Al2O3 based ceramic with polarization controlled meta-structure for high-temperature broadband backward scattering manipulation

In this letter, an ultra-thin Al2O3 based ceramic with meta-structure was designed for high-temperature broadband electromagnetic backward scattering manipulation for Ku band. Distinct from absorptive frequency selective surface with high loss tangent ceramics, the reflection manipulation arose from the out of phase cancellation and polarization conversion of the reflected fields from the meta-structure. To accomplish backward scattering, we utilized Ag and a low loss tangent ceramic with stable permittivity to design the conversion unit, then arranging the units in chessboard metasurface with 0/1 form. Significantly, genetic algorithm (GA) was introduced to optimize both converter and metasurface to obtain broadband performance.

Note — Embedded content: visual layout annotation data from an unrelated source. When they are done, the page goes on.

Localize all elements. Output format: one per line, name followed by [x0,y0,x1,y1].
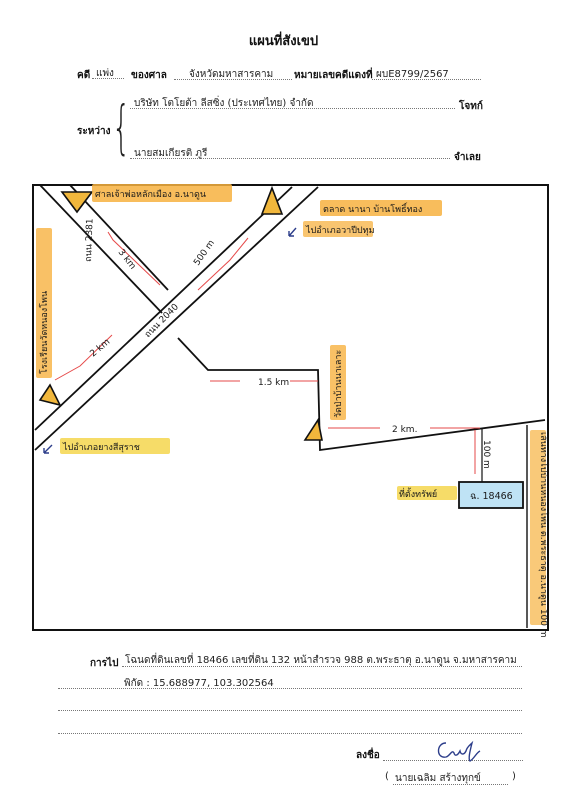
arrow-yang-icon [44,445,52,453]
signature-image [432,735,492,765]
purpose-label: การไป [90,658,119,669]
label-road-2381: ถนน 2381 [84,218,96,263]
case-label: คดี [77,70,91,81]
purpose-text: โฉนดที่ดินเลขที่ 18466 เลขที่ดิน 132 หน้าสำรวจ 988 ต.พระธาตุ อ.นาดูน จ.มหาสารคาม [125,655,517,666]
label-500m: 500 m [192,238,217,268]
sign-label: ลงชื่อ [356,750,380,761]
label-shrine: ศาลเจ้าพ่อหลักเมือง อ.นาดูน [95,190,207,200]
court-label: ของศาล [131,70,167,81]
paren-open: ( [385,771,389,782]
road-2040-edge-b [35,187,318,450]
triangle-school [40,385,60,405]
label-road-2040: ถนน 2040 [143,302,181,341]
purpose-line-2 [58,688,522,689]
road-2381-edge-a [40,185,162,313]
between-label: ระหว่าง [77,126,111,137]
party-brace: { [112,93,131,161]
signer-name: นายเฉลิม สร้างทุกข์ [395,773,481,784]
map-frame [33,185,548,630]
signer-name-line [393,784,508,785]
label-market: ตลาด นานา บ้านโพธิ์ทอง [323,205,423,215]
page-title: แผนที่สังเขป [248,34,319,49]
purpose-line-3 [58,710,522,711]
label-temple: วัดป่าบ้านนาเลาะ [334,349,344,418]
plaintiff-role: โจทก์ [459,101,483,112]
label-plot: ที่ตั้งทรัพย์ [399,490,438,500]
triangle-shrine [62,192,92,212]
label-wapi: ไปอำเภอวาปีปทุม [306,226,375,236]
label-school: โรงเรียนวัดหนองโพน [40,290,50,374]
defendant-name: นายสมเกียรติ ภูรี [134,148,208,159]
label-2km-right: 2 km. [392,425,418,435]
plaintiff-name: บริษัท โตโยต้า ลีสซิ่ง (ประเทศไทย) จำกัด [134,98,314,109]
defendant-role: จำเลย [454,152,481,163]
purpose-line-1 [122,666,522,667]
triangle-market [262,188,282,214]
red-no: ผบE8799/2567 [376,69,449,80]
route-path [178,338,545,450]
case-type: แพ่ง [96,68,114,79]
label-3km: 3 km [115,247,138,272]
label-plot-no: ฉ. 18466 [470,491,513,502]
paren-close: ) [512,771,516,782]
label-yang: ไปอำเภอยางสีสุราช [63,443,140,453]
label-right-side: เส้นทางไปบ้านหนองโพน ต.พระธาตุ อ.นาดูน 100 m [538,432,548,638]
court-name: จังหวัดมหาสารคาม [189,69,274,80]
purpose-line-4 [58,733,522,734]
label-100m: 100 m [481,440,491,469]
road-2040-edge-a [35,187,292,430]
label-2km-left: 2 km [88,337,113,360]
arrow-wapi-icon [289,228,296,236]
red-no-label: หมายเลขคดีแดงที่ [294,70,373,81]
coords-text: พิกัด : 15.688977, 103.302564 [124,678,274,689]
label-15km: 1.5 km [258,378,290,388]
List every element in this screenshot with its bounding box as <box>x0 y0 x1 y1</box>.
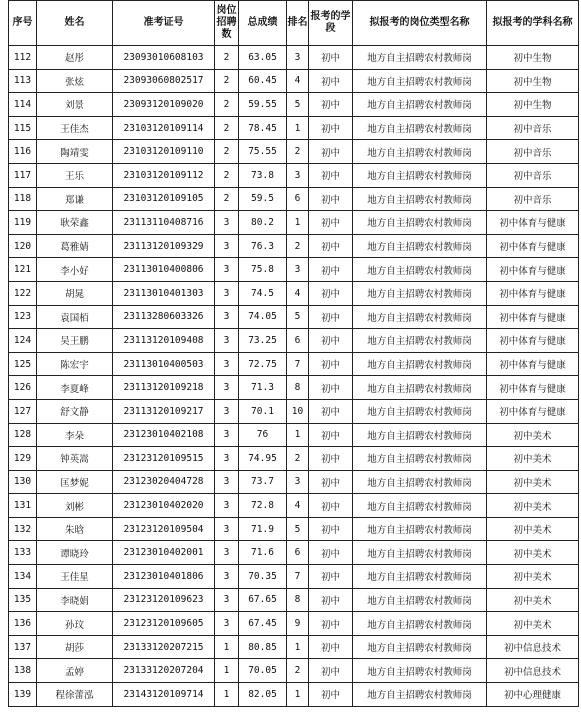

As a result, the 1 mm thick metasurface achieved the high-effective beam splitting and RCS reduction over Ku band in the simulation, and the measured result was quite consistent with the simulation that the reflection was attained below −10dB from 11.9 GHz to 18 GHz in a wide temperature range of room temperature to 600 °C. Moreover, the microstructure observation after high temperature treatment reveals that the stable temperature-resistant of the Al2O3 based metasurface. What's more, this achievement indicates the ceramic based meta-structure design method could extend to more high temperature EM manipulation applications. © 2020 Elsevier B.V.